Anggaran Pangan Masih Minim, Pokok-Pokok Haluan Negara Menjadi Taruhan

  • Whatsapp
Anggaran pangan masih minim, Pokok-Pokok Haluan Negara menjadi taruhan (foto: abri)

Jakarta, beritalima.com| – Ketua Badan Pengkajian MPR RI, Andreas Hugo Pareira menyampaikan, penyusunan kembali Pokok-Pokok Haluan Negara (PPHN) menjadi salah satu agenda penting MPR periode 2024–2029, karena ada kaitannya dengan masih minimnya anggaran pangan yang menjadi prioritas kebijakan Pemerintah saat ini.

“Pembahasan PPHN ini menyangkut dua hal, yaitu substansi dan bentuk hukumnya. Apakah melalui amandemen UUD, TAP MPR, atau undang-undang. Semua opsi masih terbuka,” ujar Andreas dalam diskusi bersama wartawan di DPR,  Jakarta (20/8).

Andreas menekankan, keberadaan PPHN penting agar pembangunan nasional tidak selalu bergantung pada visi-misi presiden yang silih berganti setiap periode. “Kalau setiap presiden punya kebijakan sendiri, tiap tahun berubah, maka arah pembangunan bangsa bisa tidak konsisten,” jelasnya.

Selain menyoroti PPHN, Andreas menanggapi pidato Presiden Prabowo dalam Sidang Tahunan MPR. Ia mengapresiasi sikap Presiden membahas pentingnya menjaga kekayaan sumber daya alam agar tidak hanya diekspor dalam bentuk mentah. “Pidato Presiden banyak memberikan optimisme, tetapi tantangan kita adalah implementasi di lapangan. Misalnya, soal surplus beras tapi harga tetap tinggi, ini kan ironi,” terangnya.

Sementara Anggota DPR RI dari Fraksi PKS, Riyono soroti masalah kedaulatan pangan yang menurutnya menjadi pekerjaan rumah besar pemerintah. Ia menilai alokasi anggaran pangan di RAPBN 2026 sebesar Rp164,5 triliun memang naik, tapi masih jauh dari ideal.

“Sejak dulu saya mengusulkan minimal 10% APBN untuk sektor pangan. Dengan APBN 2026 sekitar Rp3.700 triliun, seharusnya anggaran pangan minimal Rp370 triliun. Jadi, angka Rp164 triliun itu masih di bawah 5%,” ucap Riyono.

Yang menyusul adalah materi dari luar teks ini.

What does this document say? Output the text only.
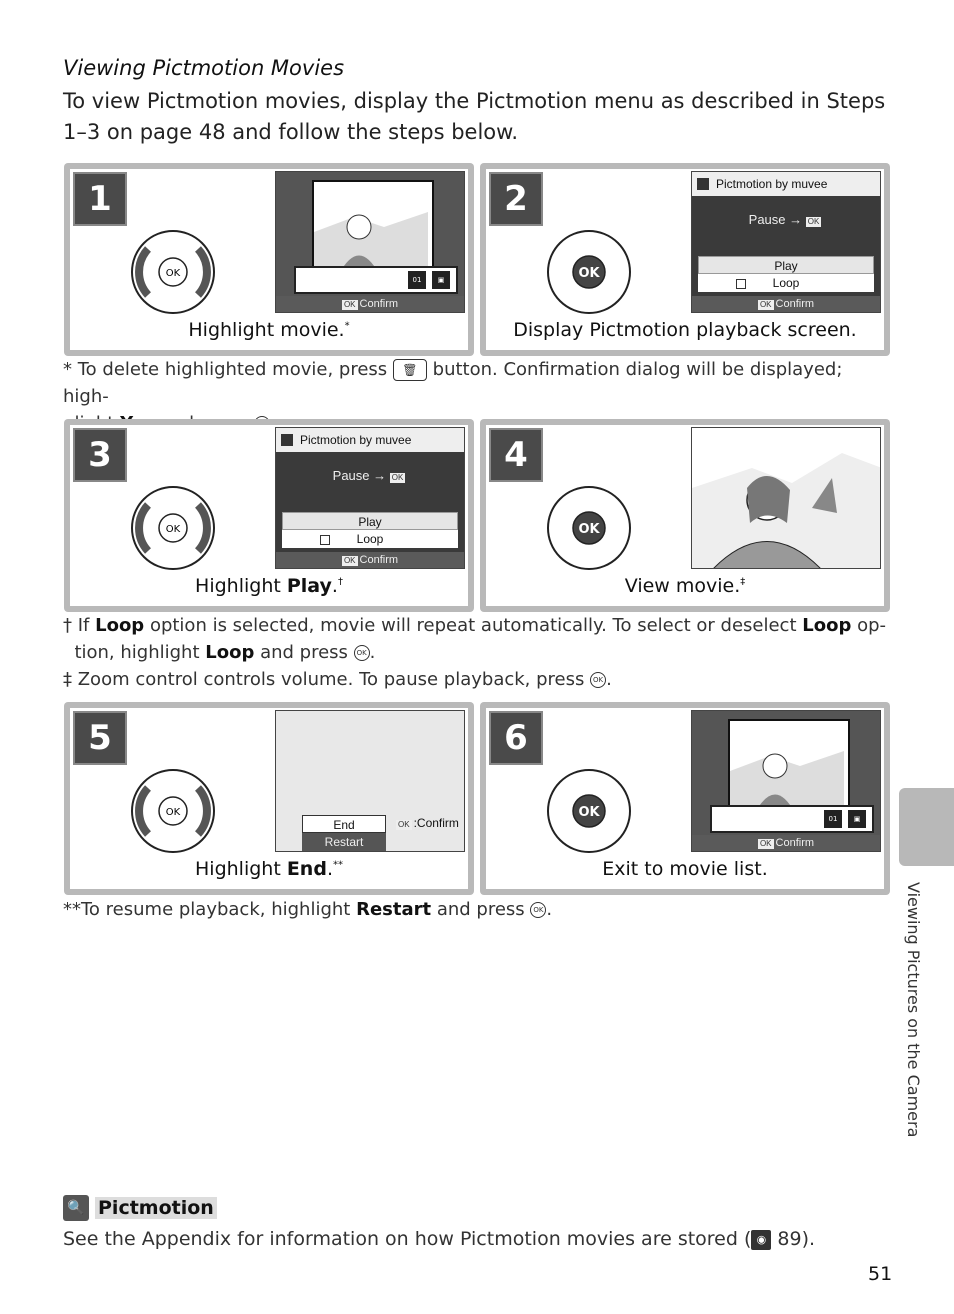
Viewing Pictmotion Movies
To view Pictmotion movies, display the Pictmotion menu as described in Steps 1–3 on page 48 and follow the steps below.
1
OK
01	▣
OK Confirm
Highlight movie.*
2
OK
Pictmotion by muvee
Pause → OK
Play
Loop
OK Confirm
Display Pictmotion playback screen.
* To delete highlighted movie, press 🗑 button. Confirmation dialog will be displayed; high-

3
OK
Pictmotion by muvee
Pause → OK
Play
Loop
OK Confirm
Highlight Play.†
4
OK
View movie.‡
† If Loop option is selected, movie will repeat automatically. To select or deselect Loop op-
tion, highlight Loop and press OK .
‡ Zoom control controls volume. To pause playback, press OK .
5
OK
End
Restart
OK :Confirm
Highlight End.**
6
OK	01	▣
OK Confirm
Exit to movie list.
**To resume playback, highlight Restart and press OK .	Viewing Pictures on the Camera
🔍 Pictmotion
See the Appendix for information on how Pictmotion movies are stored ( ◉ 89).
51
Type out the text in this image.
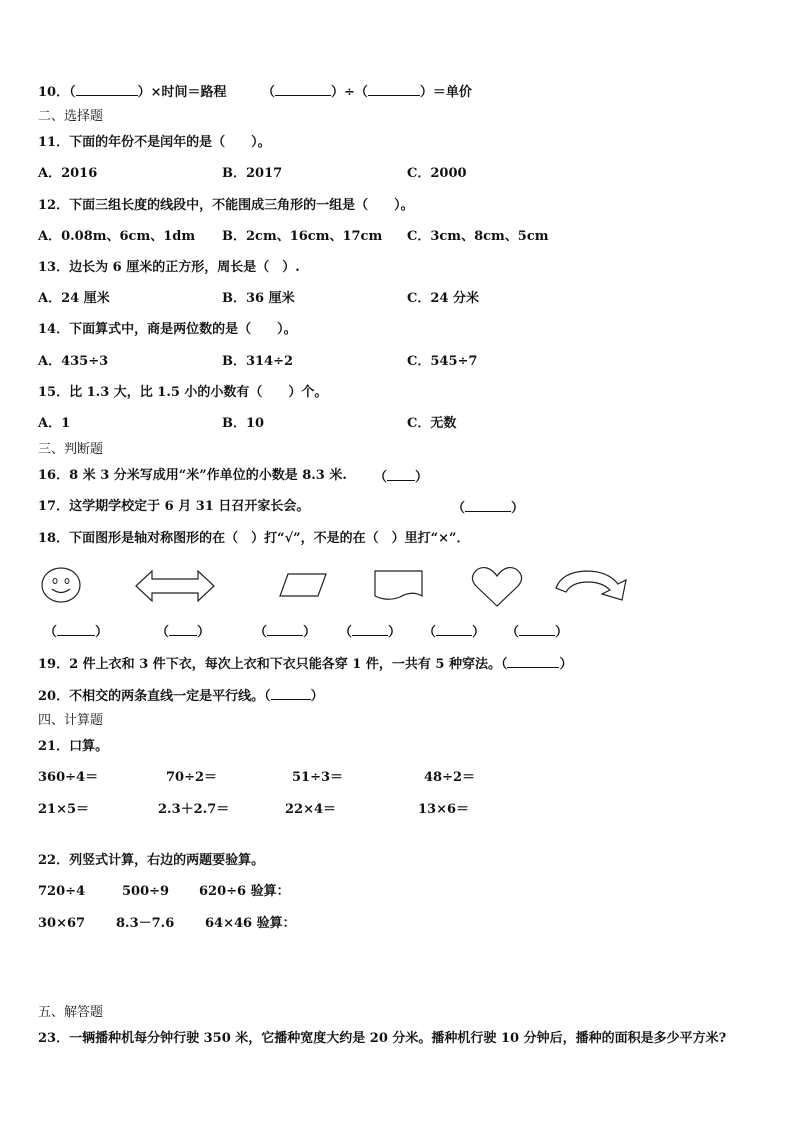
10．（	）×时间＝路程	（	）÷（	）＝单价
二、选择题
11．下面的年份不是闰年的是（　　）。
A．2016	B．2017	C．2000
12．下面三组长度的线段中，不能围成三角形的一组是（　　）。
A．0.08m、6cm、1dm B．2cm、16cm、17cm C．3cm、8cm、5cm
13．边长为 6 厘米的正方形，周长是（　）.
A．24 厘米	B．36 厘米	C．24 分米
14．下面算式中，商是两位数的是（　　）。
A．435÷3	B．314÷2	C．545÷7
15．比 1.3 大，比 1.5 小的小数有（　　）个。
A．1	B．10	C．无数
三、判断题
16．8 米 3 分米写成用“米”作单位的小数是 8.3 米. （ ）
17．这学期学校定于 6 月 31 日召开家长会。	（	）
18．下面图形是轴对称图形的在（　）打“√”，不是的在（　）里打“×”．
（	）	（ ）	（	） （	） （	） （	）
19．2 件上衣和 3 件下衣，每次上衣和下衣只能各穿 1 件，一共有 5 种穿法。（	）
20．不相交的两条直线一定是平行线。（	）
四、计算题
21．口算。
360÷4＝	70÷2＝	51÷3＝	48÷2＝
21×5＝	2.3＋2.7＝	22×4＝	13×6＝
22．列竖式计算，右边的两题要验算。
720÷4	500÷9 620÷6 验算：
30×67 8.3－7.6 64×46 验算：
五、解答题
23．一辆播种机每分钟行驶 350 米，它播种宽度大约是 20 分米。播种机行驶 10 分钟后，播种的面积是多少平方米?
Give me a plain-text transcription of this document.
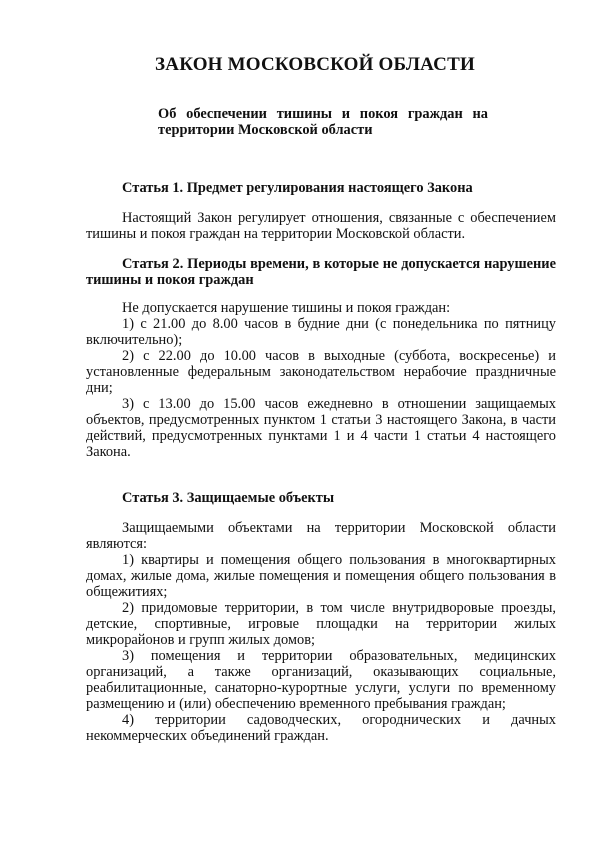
ЗАКОН МОСКОВСКОЙ ОБЛАСТИ

Об обеспечении тишины и покоя граждан на территории Московской области

Статья 1. Предмет регулирования настоящего Закона

Настоящий Закон регулирует отношения, связанные с обеспечением тишины и покоя граждан на территории Московской области.

Статья 2. Периоды времени, в которые не допускается нарушение тишины и покоя граждан

Не допускается нарушение тишины и покоя граждан:

1) с 21.00 до 8.00 часов в будние дни (с понедельника по пятницу включительно);

2) с 22.00 до 10.00 часов в выходные (суббота, воскресенье) и установленные федеральным законодательством нерабочие праздничные дни;

3) с 13.00 до 15.00 часов ежедневно в отношении защищаемых объектов, предусмотренных пунктом 1 статьи 3 настоящего Закона, в части действий, предусмотренных пунктами 1 и 4 части 1 статьи 4 настоящего Закона.

Статья 3. Защищаемые объекты

Защищаемыми объектами на территории Московской области являются:

1) квартиры и помещения общего пользования в многоквартирных домах, жилые дома, жилые помещения и помещения общего пользования в общежитиях;

2) придомовые территории, в том числе внутридворовые проезды, детские, спортивные, игровые площадки на территории жилых микрорайонов и групп жилых домов;

3) помещения и территории образовательных, медицинских организаций, а также организаций, оказывающих социальные, реабилитационные, санаторно-курортные услуги, услуги по временному размещению и (или) обеспечению временного пребывания граждан;

4) территории садоводческих, огороднических и дачных некоммерческих объединений граждан.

Ia menyinggung keterlambatan penyaluran bantuan pangan pemerintah (SPHP) yang baru dilakukan dua kali dari rencana enam kali dalam setahun. “Masyarakat di lapangan masih mengeluhkan harga beras yang mahal. Saat saya tanya, rata-rata mereka membeli beras Rp13 ribu per kilogram, padahal biasanya Rp10–11 ribu. Ini menunjukkan tata kelola pangan masih lemah,” kritiknya.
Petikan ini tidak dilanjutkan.